2016 predictions: Is this the year old media gets online video?

2016 predictions: Is this the year old media gets online video?

BBC3’s move online, with shows such as Don’t Tell the Bride, will present big challenges Photograph: Alexandra Fleming/BBC/Renegade South Ltd/Alexandra Fleming

YouTube stars such as PewDiePie and the multichannel networks that represent many of them will continue their youth-driven rise in 2016, but other media organisations will step up their efforts to get in on the game.

John Kampfner of the Creative Industries Federation thinks 2016 “could be the year when media organisations truly break out of their silos”. He explains: “Whether free-to-access or heavily paywalled, websites continue to struggle to produce the revenues required to invest in strong journalism. While TV advertising revenues are strong, income for online services remains variable, at best.

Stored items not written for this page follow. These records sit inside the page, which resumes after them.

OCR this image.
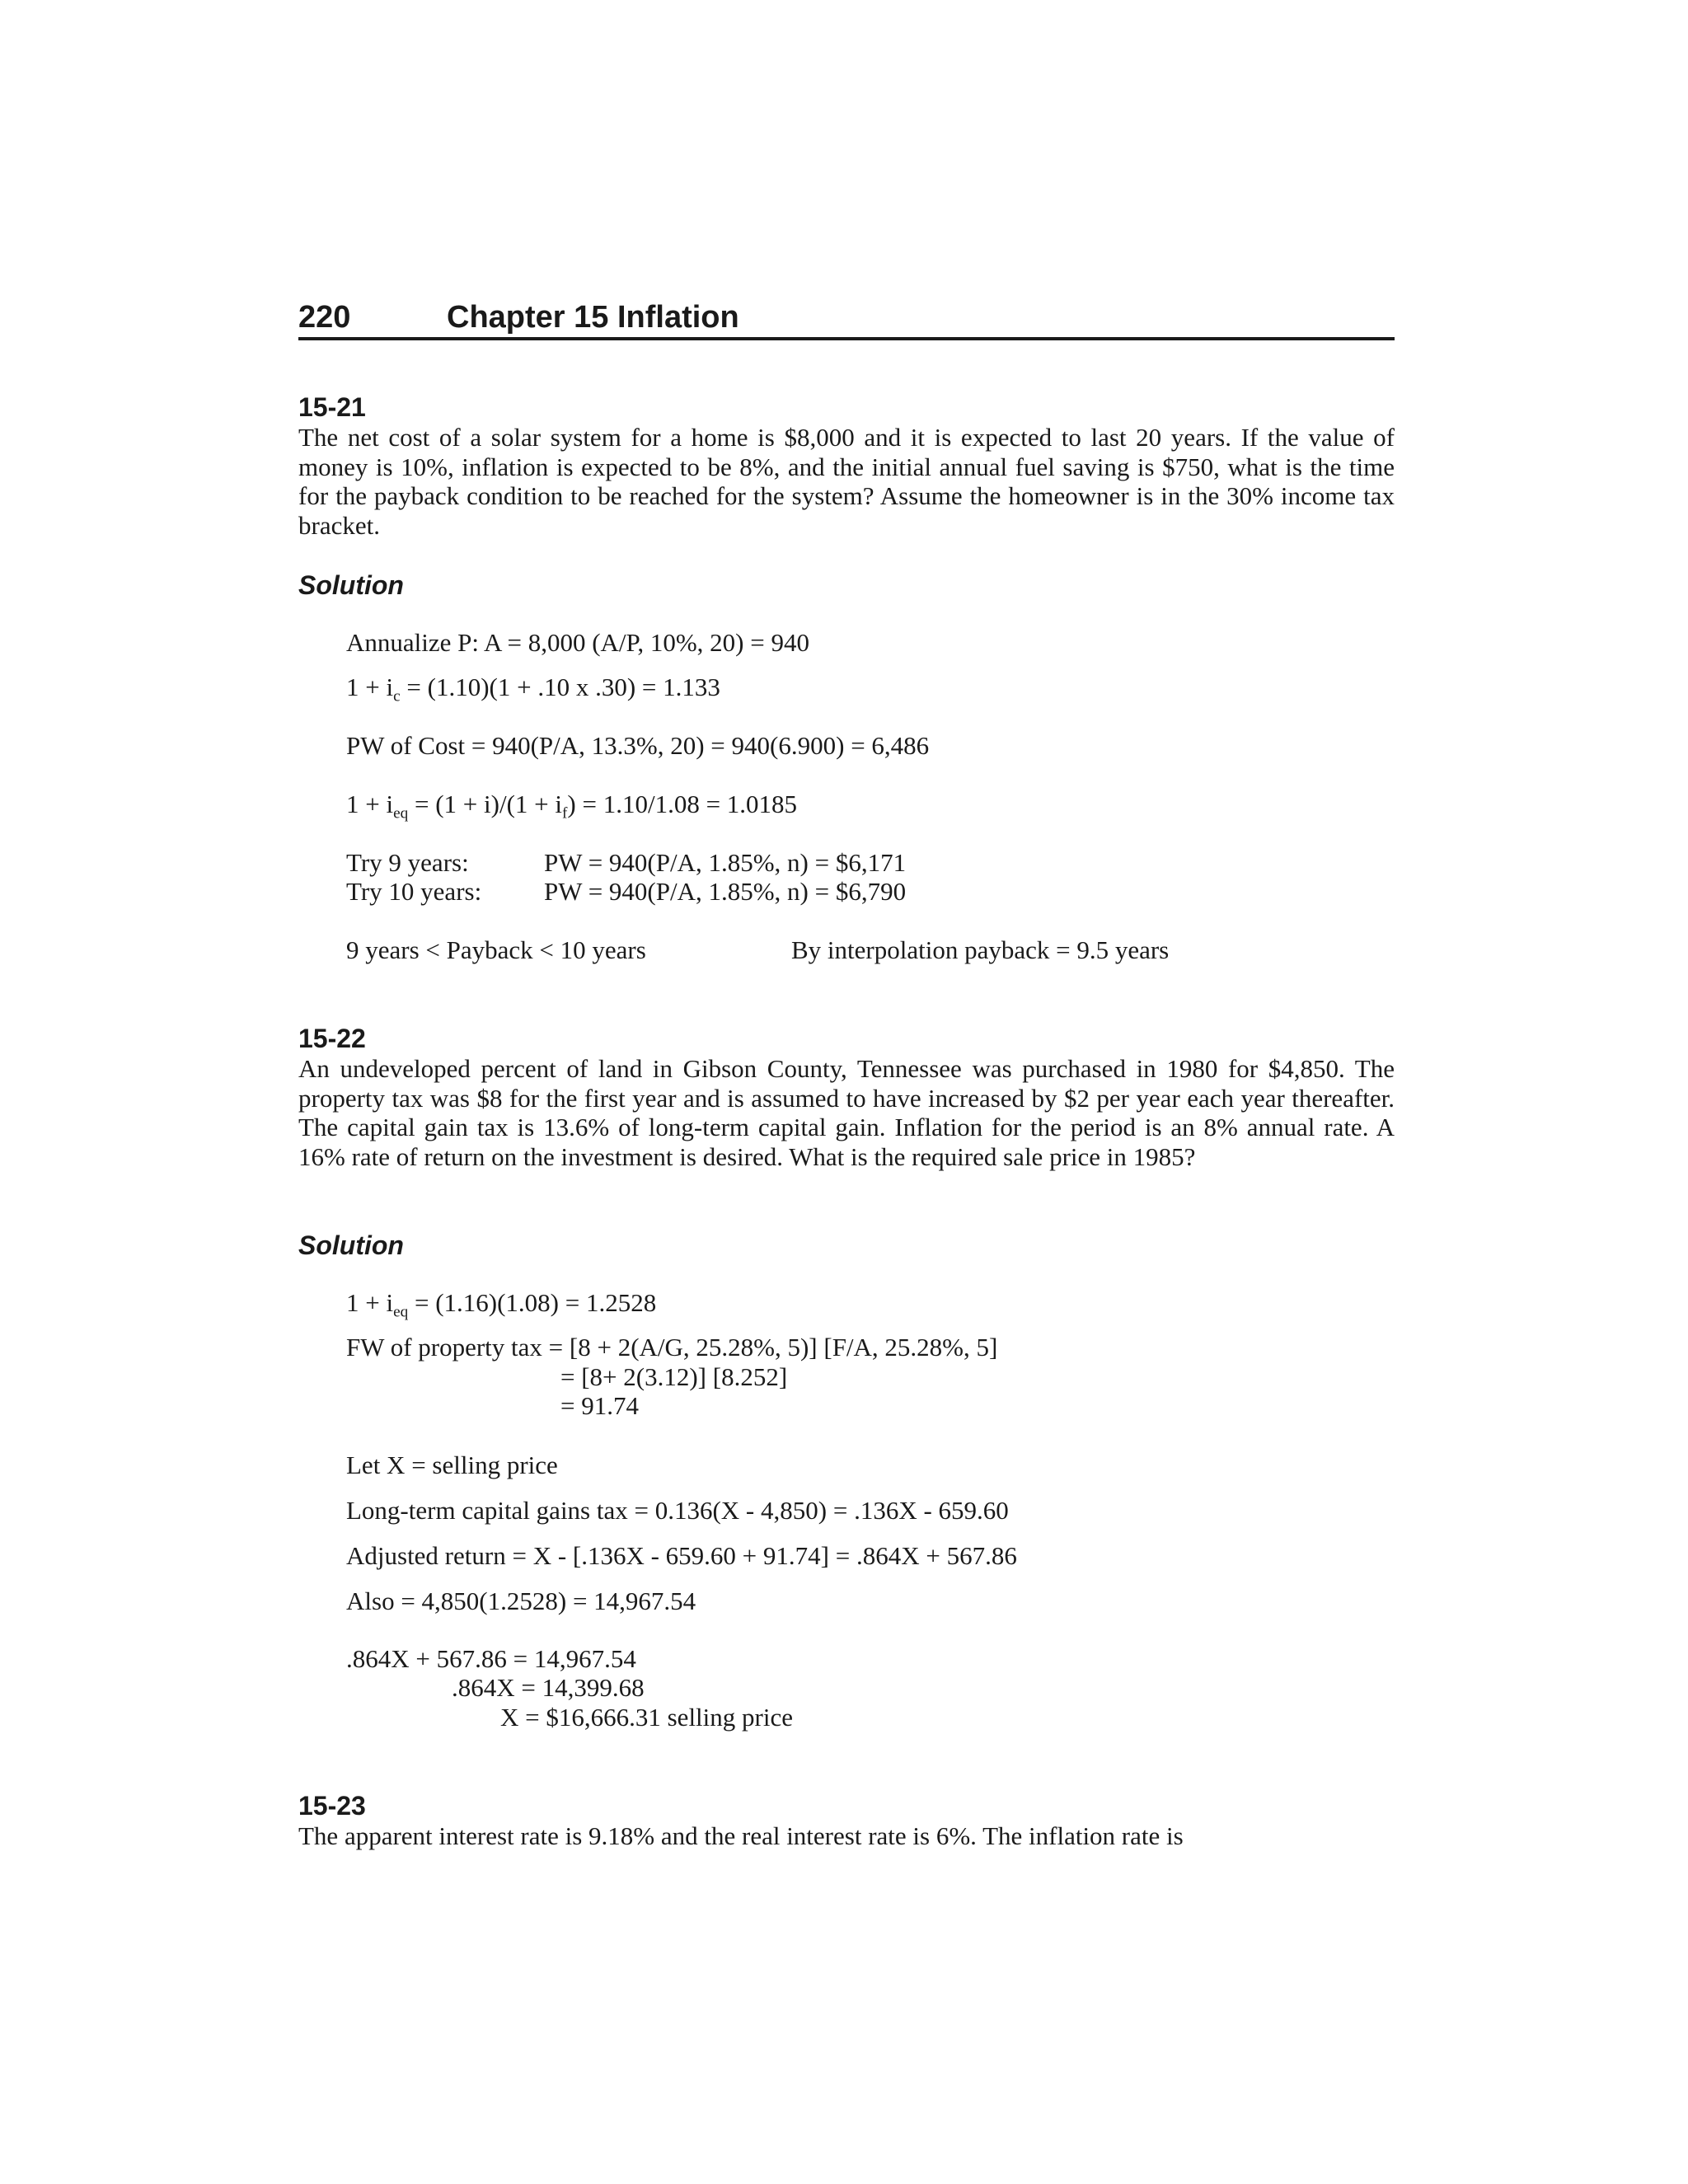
220	Chapter 15 Inflation
15-21
The net cost of a solar system for a home is $8,000 and it is expected to last 20 years. If the value of money is 10%, inflation is expected to be 8%, and the initial annual fuel saving is $750, what is the time for the payback condition to be reached for the system? Assume the homeowner is in the 30% income tax bracket.
Solution
Annualize P: A = 8,000 (A/P, 10%, 20) = 940
$1 + i_c = (1.10)(1 + .10$ x .30) = 1.133
PW of Cost = 940(P/A, 13.3%, 20) = 940(6.900) = 6,486
$1 + i_{eq} = (1 + i)/(1 + i_f) = 1.10/1.08 = 1.0185$
Try 9 years:	PW = 940(P/A, 1.85%, n) = $6,171
Try 10 years: PW = 940(P/A, 1.85%, n) = $6,790
9 years < Payback < 10 years	By interpolation payback = 9.5 years
15-22
An undeveloped percent of land in Gibson County, Tennessee was purchased in 1980 for $4,850. The property tax was $8 for the first year and is assumed to have increased by $2 per year each year thereafter. The capital gain tax is 13.6% of long-term capital gain. Inflation for the period is an 8% annual rate. A 16% rate of return on the investment is desired. What is the required sale price in 1985?
Solution
$1 + i_{eq} = (1.16)(1.08) = 1.2528$
FW of property tax = [8 + 2(A/G, 25.28%, 5)] [F/A, 25.28%, 5]
= [8+ 2(3.12)] [8.252]
= 91.74
Let X = selling price
Long-term capital gains tax = 0.136(X - 4,850) = .136X - 659.60
Adjusted return = X - [.136X - 659.60 + 91.74] = .864X + 567.86
Also = 4,850(1.2528) = 14,967.54
.864X + 567.86 = 14,967.54
.864X = 14,399.68
X = $16,666.31 selling price
15-23
The apparent interest rate is 9.18% and the real interest rate is 6%. The inflation rate is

“A key to enhancing customer loyalty will be to combine old-fashioned must-have reporting with events for readers and other forms of collaboration, such as in television, radio, film and other art forms. Some media groups are doing this, to good effect. I find it heartening to see cross-sectoral deals being done, bringing together what might have been previously unlikely partners, from both public and private sectors.”

One of the biggest changes in the online content world this spring will be BBC3 becoming online only. Ash Atalla, founder of Roughcut TV – which finds new online talent via its Roughcut Presents website as well as making shows for the main broadcasters such as the acclaimed BBC3 mockumentary People Just Do Nothing (pictured left) – says: “BBC3 moving online is the key event in UK online content.

“Despite the cut in its budget from terrestrial levels, it will still represent a huge spend in online originations. Get it right and a vibrant home for new writers and performers will emerge. Shows that we make like Cuckoo will, for the first time, premiere online too.”

Pippa Glucklich, co-CEO of Starcom Mediavest Group, says: “At the beginning of November, BBC journalists were briefed to emulate the likes of BuzzFeed and Vice by making more informal and friendly short videos. So snackable, fun and informative content is certainly one area where the battle lines for eyeballs will continue to be drawn in the year ahead.”

How content makers, whether in broadcasting or advertising, work with the new media groups or social media apps such as Snapchat is also an area of focus for 2016.

“Short-form content, and specifically short-form video, is one area that many more brands will have to move into, as it is more popular with viewers watching on mobile platforms,” reckons Glucklich. “You just have to look at the rise in popularity of short video ads on Snapchat as a place advertisers are now successfully engaging with audiences.”